As well as equations, a program can contain constant declarations, type declarations, table declarations, and layout descriptions. The program's meaning is independent of their order. Programs are free format; statements end with a full stop; and Excelsior recognises /* to */ as block comments and // as end-of-line comments.

Each equation has a left-hand side and a right-hand side. The right-hand side is an Excel formula, except that instead of cell references, it contains Excelsior table references. It can also refer to declared constants. The left-hand side is a reference to a table element. To translate the equation, Excelsior rewrites the right-hand side, replacing table references by cell references, and constants by their values. It then places the formula into the cell denoted by the left-hand side.

Excelsior calculates cell positions from layout statements, each of which depicts a sheet as a grid of tables. In the example below, there is one layout statement, depicting sheet Demo.
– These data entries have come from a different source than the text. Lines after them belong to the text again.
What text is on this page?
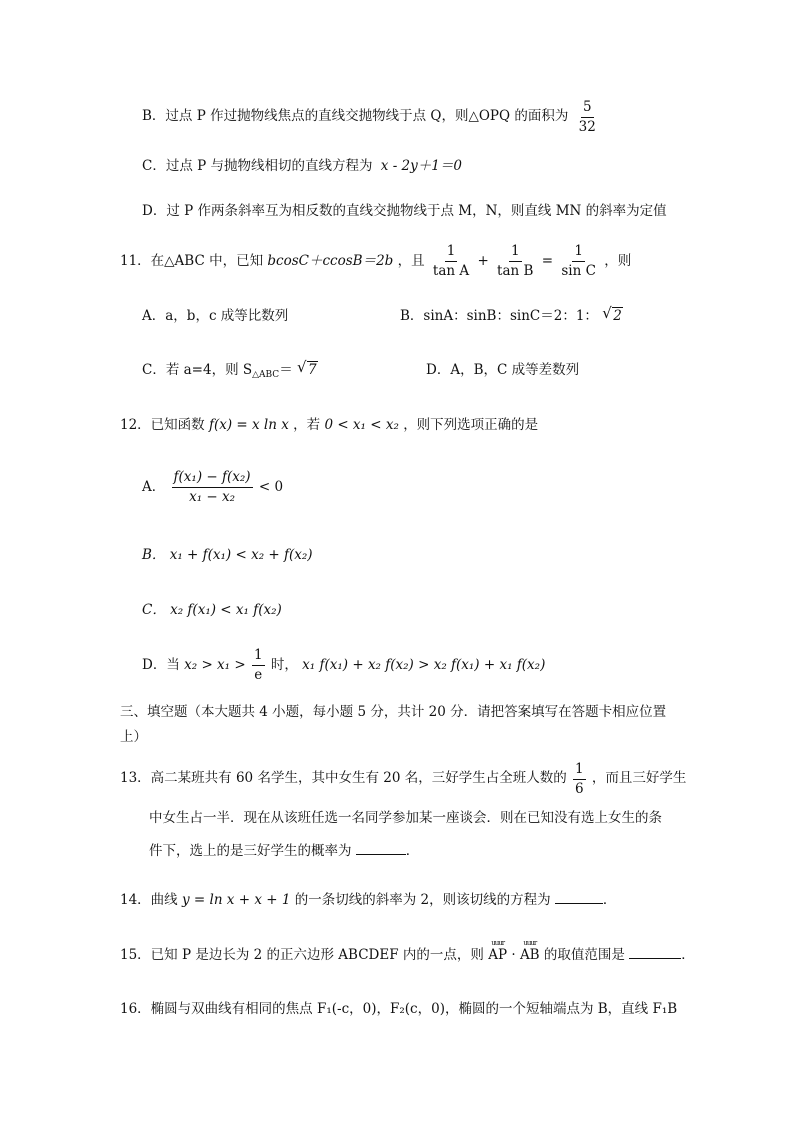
B．过点 P 作过抛物线焦点的直线交抛物线于点 Q，则△OPQ 的面积为 $\frac{5}{32}$
C．过点 P 与抛物线相切的直线方程为 x - 2y＋1＝0
D．过 P 作两条斜率互为相反数的直线交抛物线于点 M，N，则直线 MN 的斜率为定值
11．在△ABC 中，已知 bcosC＋ccosB＝2b ，且 $\frac{1}{\text{tan A}} + \frac{1}{\text{tan B}} = \frac{1}{\text{sin C}}$ ，则
A．a，b，c 成等比数列	B．sinA：sinB：sinC＝2：1： √ 2
C．若 a=4，则 $S_{\triangle ABC}=$ √ 7	D．A，B，C 成等差数列
12．已知函数 f(x) = x ln x ，若 0 < x₁ < x₂ ，则下列选项正确的是
A． $\frac{\text{f(x₁) − f(x₂)}}{\text{x₁ − x₂}} < 0$
B． x₁ + f(x₁) < x₂ + f(x₂)
C． x₂ f(x₁) < x₁ f(x₂)
D．当 $x_2 > x_1 > \frac{1}{e}$ 时， x₁ f(x₁) + x₂ f(x₂) > x₂ f(x₁) + x₁ f(x₂)
三、填空题（本大题共 4 小题，每小题 5 分，共计 20 分．请把答案填写在答题卡相应位置
上）
13．高二某班共有 60 名学生，其中女生有 20 名，三好学生占全班人数的 $\frac{1}{6}$ ，而且三好学生
中女生占一半．现在从该班任选一名同学参加某一座谈会．则在已知没有选上女生的条
件下，选上的是三好学生的概率为	．
14．曲线 y = ln x + x + 1 的一条切线的斜率为 2，则该切线的方程为	．
15．已知 P 是边长为 2 的正六边形 ABCDEF 内的一点，则
uuur
AP ·
uuur
AB 的取值范围是	．
16．椭圆与双曲线有相同的焦点 F₁(-c，0)，F₂(c，0)，椭圆的一个短轴端点为 B，直线 F₁B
The following contrived program illustrates the above:

  constant two = 2.
           // An uninteresting constant.

  constant hundred = 100.
           /* A bigger constant. */

  type span = 1:4.

  table nums: span -> general.
           // I'm going to put numbers
           // in here. There'll be 4, because
           // 'span' is 1:4.

  table strings: span -> text.
           /* I'll put messages in here. */

  nums[1] = two.
  strings[1] = "Two = " & two & ".".

  nums[2] = two * nums[1].
  strings[2] = "Twice two = " & nums[2] & ".".

  nums[3] = len( strings[2] ).
  strings[3] = "Length of above text = " & nums[3] & ".".

  nums[4] = sum( nums[1], nums[2:3], hundred, 250.12+249.88 ).
  strings[4] = "Sum of above numbers plus 600 = " & nums[4] & ".".

  layout( 'Demo'
        , rows( [ nums, strings ] )
        ).
           // This makes sheet 'Demo' contain
           // 'nums' to the left of 'strings'.               
This program generates one sheet, called Demo. This contains tables nums and strings. Both tables contain 4 elements, as specified by the type span used in their declarations. When arranged on sheet Demo, nums is in column A and to the left of strings, as specified in the layout statement. The spreadsheet generated from the above is as follows:
2Two = 2.
4Twice two = 4.
14Length of above text = 14.
620Sum of above numbers plus 100 = 620.

The table declarations, incidentally, have a syntax copied from the convention often used to describe functions in mathematics and computer science: the function's name, followed by the types of its arguments, followed by the type of its result. This is because it's often convenient to think of tables as functions, and table references as function calls. The story-generator in Appendix 2 illustrates this: by recursing over tables, it finds a random path through a transition matrix represented as a graph.

In Excelsior, the argument types specify the size of a table's dimensions. The result type specifies the type of the elements the table should contain. Excelsior uses this both to detect errors such as adding strings to numbers, and to generate an appropriate Excel style for formatting the cells.